Also, avoid the "sunk cost" fallacy. For years I practiced at a yoga studio which was excellent, but the vibe was a little bit off for me and I wasn't enjoying myself. I just sucked it up and kept going. But after Covid I decided to try something different, and ended up finding group fitness classes which I love.

Good luck!


Just curious, what kinds of group fitness did you end up enjoying? Asking as someone who formerly spent a few years doing yoga too.


Cross training -- a mixture of cardio and strength training, with weights, rowers, kettlebells, battle ropes, medicine balls, etc. etc. and all sorts of calisthenics -- something different every day.

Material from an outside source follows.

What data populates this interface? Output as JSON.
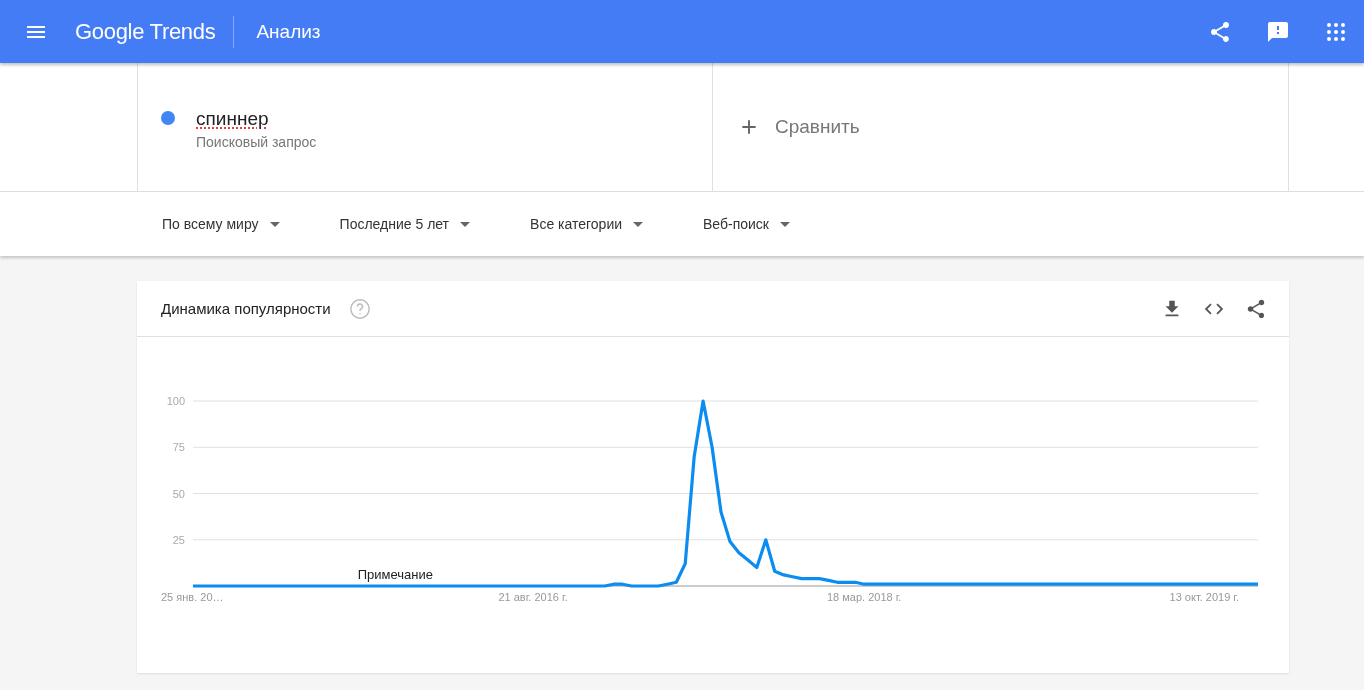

It's not a chain establishment, and overall I really like the owner/head trainer and the mood he sets. I'm living in a town that's a bit too laid back and slow-paced for my taste overall, whereas this guy acts like he has twenty cups of coffee every day -- while managing to remember everybody's name and coming around to help you if you're having difficulties.


Speaking as a current researcher in pure math -- you're right, but I don't think this is easily resolved.

Math research papers are written for other specialists in the field. Sometimes too few details are provided; indeed I commonly gripe about this when asked to do peer review; but to truly provide all the details would make papers far, far longer.

Here is an elementary example, which could be worked out by anyone with a good background in high school math. Prove the following statement: there exist constants C, X > 0 such that for every real number x > X, we have

log(x^2 + 1) + sqrt(x) + x/exp(sqrt(4x + 3)) < Cx.

i.e. the left-side is big-O of the right.

This flavor of statement comes up all the time in analytic number theory (my subject), would be regarded as obvious to any specialist, and in a paper would be invariably stated without proof.

To come up with a complete, rigorous proof would be long, and not interesting. No professional would want to read one.

I agree this attitude comes with some tradeoffs, but they do seem manageable.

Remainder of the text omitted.